Legal provisions of the Hindu Widows Remarriage Act, 1856

Reviewed by on April 28, 2014

There was a time when no widow in Indian society was permitted to have second marriage unless it was authorized by the then prevailing customs. However, regardless of the possibility that allowed to do the same, it involved the relinquishment or stripping of the widow’s home as there was settled standard of Hindu law that chastity was a condition point of reference for a widow to inherit her spouse’s legacy unless this had been approved prior by the spouse. Remarriage of widows was sanctioned in all cases by the Hindu Widows Remarriage Act, 1856.

The Act gave that all rights and interests which a widow had in her expired spouse’s name. This Act of 1856 was cancelled by the Hindu Widows Remarriage (Repeal) Act, 1983 on the suggestion of the 81st Report of the Law Commission of India. She could however succeed to the moveable and immovable properties of her child or daughter by her first marriage who died after her second marriage.

The Hindu Women’s Right to Property Act, 1937 gave better rights to Hindu women in terms of property, but conferred only a limited estate, which was held by her for her lifetime and afterwards reverted to her husband’s heirs. However, once that limited right became an absolute right by virtue of the Hindu Succession Act, 1956, the question of divesting the property on remarriage does not arise. Under Section 14(1) of that Act, the widow’s limited estate is automatically enlarged into an absolute interest (full ownership).

It is now judicially settled that once a widow has succeeded to the property and obtained an absolute right under the Hindu Succession Act, 1956, she cannot be divested of this right on remarriage. Keeping in mind the end goal to comprehend the law identifying with widow’s property rights, we have to like that legacy and property right are represented by the individual law of the religious groups and contrast from zone to range even around groups and ranks.

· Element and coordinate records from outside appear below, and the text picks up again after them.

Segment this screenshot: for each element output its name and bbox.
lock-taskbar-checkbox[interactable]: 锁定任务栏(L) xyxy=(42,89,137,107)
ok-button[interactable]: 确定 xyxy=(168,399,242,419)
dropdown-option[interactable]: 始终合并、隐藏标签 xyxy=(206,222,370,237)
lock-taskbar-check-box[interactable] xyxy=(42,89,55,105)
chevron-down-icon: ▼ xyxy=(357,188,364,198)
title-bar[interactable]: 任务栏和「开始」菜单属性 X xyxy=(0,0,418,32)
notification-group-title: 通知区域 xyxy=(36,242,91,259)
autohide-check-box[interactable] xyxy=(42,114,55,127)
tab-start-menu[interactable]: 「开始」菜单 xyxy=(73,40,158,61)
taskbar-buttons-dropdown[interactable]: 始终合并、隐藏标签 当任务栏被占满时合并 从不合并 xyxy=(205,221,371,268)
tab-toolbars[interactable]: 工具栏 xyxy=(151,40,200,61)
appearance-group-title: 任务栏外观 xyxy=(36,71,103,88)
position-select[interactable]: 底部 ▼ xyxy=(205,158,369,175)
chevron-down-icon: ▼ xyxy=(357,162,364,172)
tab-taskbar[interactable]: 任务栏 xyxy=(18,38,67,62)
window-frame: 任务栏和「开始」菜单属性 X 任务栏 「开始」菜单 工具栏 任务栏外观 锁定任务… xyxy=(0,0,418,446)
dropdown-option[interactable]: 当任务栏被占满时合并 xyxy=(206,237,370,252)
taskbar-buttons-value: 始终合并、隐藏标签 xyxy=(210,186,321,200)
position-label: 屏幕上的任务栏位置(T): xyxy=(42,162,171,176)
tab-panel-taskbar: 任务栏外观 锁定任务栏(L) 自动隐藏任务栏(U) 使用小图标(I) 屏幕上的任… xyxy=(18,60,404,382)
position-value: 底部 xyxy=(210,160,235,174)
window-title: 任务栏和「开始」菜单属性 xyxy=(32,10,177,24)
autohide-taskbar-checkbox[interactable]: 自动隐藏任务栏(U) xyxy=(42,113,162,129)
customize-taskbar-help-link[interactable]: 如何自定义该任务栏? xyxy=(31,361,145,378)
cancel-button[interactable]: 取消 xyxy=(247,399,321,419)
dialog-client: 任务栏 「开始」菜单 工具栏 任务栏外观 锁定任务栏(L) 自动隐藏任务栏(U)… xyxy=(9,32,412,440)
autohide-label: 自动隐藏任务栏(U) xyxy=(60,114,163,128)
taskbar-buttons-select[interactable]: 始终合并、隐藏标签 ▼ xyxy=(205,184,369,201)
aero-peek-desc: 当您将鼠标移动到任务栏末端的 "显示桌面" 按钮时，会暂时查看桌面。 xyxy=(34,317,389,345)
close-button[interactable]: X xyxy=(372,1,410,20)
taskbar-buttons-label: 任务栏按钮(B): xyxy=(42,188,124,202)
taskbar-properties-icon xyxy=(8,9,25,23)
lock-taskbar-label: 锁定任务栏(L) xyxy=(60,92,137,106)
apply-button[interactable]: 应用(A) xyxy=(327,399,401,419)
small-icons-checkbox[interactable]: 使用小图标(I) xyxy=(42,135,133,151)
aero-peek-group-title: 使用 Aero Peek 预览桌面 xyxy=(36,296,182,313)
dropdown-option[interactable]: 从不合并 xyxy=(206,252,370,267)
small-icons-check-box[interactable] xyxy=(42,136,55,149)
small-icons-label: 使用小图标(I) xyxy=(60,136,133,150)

The Hindu Succession Act, 1956 brought about several changes in the law of inheritance. A Hindu male is entitled to bequeath by will his interest in the coparcenary or inherited property. If he dies without making a will (intestate), his share is divided among his heirs.

As originally enacted, the 1956 Act did not give daughters the same coparcenary rights as sons in ancestral property. This was corrected by the Hindu Succession (Amendment) Act, 2005, which amended Section 6 to make a daughter a coparcener in her own right, by birth, in the same manner as a son, with the same rights and liabilities in the coparcenary property. The Supreme Court in Vineeta Sharma v. Rakesh Sharma (2020) clarified that this right is conferred by birth and applies retroactively: a daughter is a coparcener regardless of whether her father was alive on 9 September 2005 (the date the amendment came into force).